Ainsi Negar ira interviewer un sociologique qui nous racontera que c’est à cause des inégalités sociales si le voile intégral se développe…
Ainsi Negar ira interviewer longuement un salafiste, de nationalité française, né en France, qui expliquera clairement que les lois de la charia sont supérieures à celles de la République, et qu’on n’est pas obligé de respecter l’égalité des hommes et des femmes pour être Français…
Ainsi fait-elle preuve d’une complaisance consternante devant le discours de deux militantes, voilées agressives, qui expliquent que le féminisme du 21e siècle, c’est le droit de porter le voile.
Mais la scène qui met le plus mal à l’aise est ce reportage, dans le sud de la France, chez la nommée Kenza, qui a fait la une de tous les reportages médiatiques, sur la burqa. La connivence affichée par la réalisatrice avec cette mlitante islamistes du voile intégral est révoltante. La complaisance qu’elle met à donner longuement la parole à deux idiottes utiles, qui nous parlent de vivre ensemble, de tolérance, et qui cautionnent le droit de porter la burqa, et le recul de la laïcité, est insupportable.
Olivier, le preneur de son, exprime, tout au long du film, son mal-être – et il faut remercier Negar d’avoir laissé ces passages – devant la partialité du film, et l’hostilité affichée contre les positions de Riposte Laïque.
On s’interroge, à la fin de ce film, sur les réelles motivations de cette réalisatrice. Elle a réalisé un film à charge contre la loi sur le voile intégral. Negar Zoka se dit française, et attachée à notre modèle laïque. Mais il n’est pas certain que sa conception de la laïcité ne soit pas proche de celle du modèle anglo-saxon, et qu’elle ne confonde pas « liberté religieuse », c’est-à-dire que les religions font ce qu’elles veulent, partout où elles veulent, avec « séparation du religieux et du politique », où on les cantonne dans la seule sphère privée.
Il est curieux qu’une femme d’origine iranienne puisse défendre avec autant d’acharnement et de partialité, le droit de porter, en France, une tenue qui symbolise l’oppression des femmes quand, dans son pays d’origine, des femmes meurent pour ne pas le porter.
Ce film, qui trahit ouvertement le combat de ces femmes, est donc un mauvais coup porté à la lutte contre l’islamisation de la France, que la réalisatrice ne veut pas voir.
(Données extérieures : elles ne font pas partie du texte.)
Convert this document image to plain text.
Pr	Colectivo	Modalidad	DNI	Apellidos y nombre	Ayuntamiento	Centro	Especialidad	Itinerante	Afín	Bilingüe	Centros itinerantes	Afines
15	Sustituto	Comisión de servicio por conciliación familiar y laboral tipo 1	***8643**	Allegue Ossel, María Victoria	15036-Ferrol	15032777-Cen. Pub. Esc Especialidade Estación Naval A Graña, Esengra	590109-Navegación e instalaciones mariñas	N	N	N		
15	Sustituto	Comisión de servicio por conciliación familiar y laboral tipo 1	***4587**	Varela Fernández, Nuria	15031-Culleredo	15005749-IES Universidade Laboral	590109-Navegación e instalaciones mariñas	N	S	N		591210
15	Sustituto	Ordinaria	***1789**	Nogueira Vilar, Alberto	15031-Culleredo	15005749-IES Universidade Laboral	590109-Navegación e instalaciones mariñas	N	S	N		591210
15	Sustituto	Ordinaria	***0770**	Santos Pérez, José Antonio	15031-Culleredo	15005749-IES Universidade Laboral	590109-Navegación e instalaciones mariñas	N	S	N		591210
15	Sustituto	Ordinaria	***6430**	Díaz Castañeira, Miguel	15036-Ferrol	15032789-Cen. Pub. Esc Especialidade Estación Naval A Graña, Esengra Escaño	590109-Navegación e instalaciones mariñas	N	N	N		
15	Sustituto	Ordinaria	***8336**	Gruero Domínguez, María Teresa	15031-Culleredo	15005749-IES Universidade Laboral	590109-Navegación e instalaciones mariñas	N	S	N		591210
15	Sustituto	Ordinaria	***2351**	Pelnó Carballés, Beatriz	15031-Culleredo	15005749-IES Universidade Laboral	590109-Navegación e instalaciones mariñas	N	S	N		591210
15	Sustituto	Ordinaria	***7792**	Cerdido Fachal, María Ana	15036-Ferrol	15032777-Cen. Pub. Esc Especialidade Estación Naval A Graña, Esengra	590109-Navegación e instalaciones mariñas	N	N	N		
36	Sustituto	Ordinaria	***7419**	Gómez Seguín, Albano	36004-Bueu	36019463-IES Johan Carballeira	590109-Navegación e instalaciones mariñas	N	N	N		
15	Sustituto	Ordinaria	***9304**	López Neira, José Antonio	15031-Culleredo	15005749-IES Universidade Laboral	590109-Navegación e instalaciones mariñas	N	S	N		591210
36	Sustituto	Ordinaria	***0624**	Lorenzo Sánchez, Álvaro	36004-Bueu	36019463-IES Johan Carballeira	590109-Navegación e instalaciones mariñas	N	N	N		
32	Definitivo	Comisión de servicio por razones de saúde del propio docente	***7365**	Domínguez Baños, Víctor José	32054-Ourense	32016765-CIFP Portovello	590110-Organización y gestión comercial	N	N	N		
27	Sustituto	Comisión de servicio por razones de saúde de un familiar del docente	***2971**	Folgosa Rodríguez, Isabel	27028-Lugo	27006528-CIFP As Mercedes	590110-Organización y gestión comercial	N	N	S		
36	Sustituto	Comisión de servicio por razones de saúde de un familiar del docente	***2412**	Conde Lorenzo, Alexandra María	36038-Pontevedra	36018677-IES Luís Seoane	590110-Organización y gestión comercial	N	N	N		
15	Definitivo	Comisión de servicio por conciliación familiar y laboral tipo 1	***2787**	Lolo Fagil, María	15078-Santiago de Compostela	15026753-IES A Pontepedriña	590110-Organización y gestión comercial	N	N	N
Negar Zoka se contente de reprendre le discours des islamistes « Le voile, c’est mon choix, c’est ma liberté », et de faire passer pour intolérants les gens qui, comme Riposte Laïque, ont voulu qu’une loi mette fin à ce scandale.
Les islamistes seront ravis qu’une réalisatrice d’origine iranienne, qui se dit contente de ne pas porter le voile en France, ait pu produire un tel film, qui ne fait que nier, ou banaliser, l’oppression du voile, intégral ou pas, contre les femmes.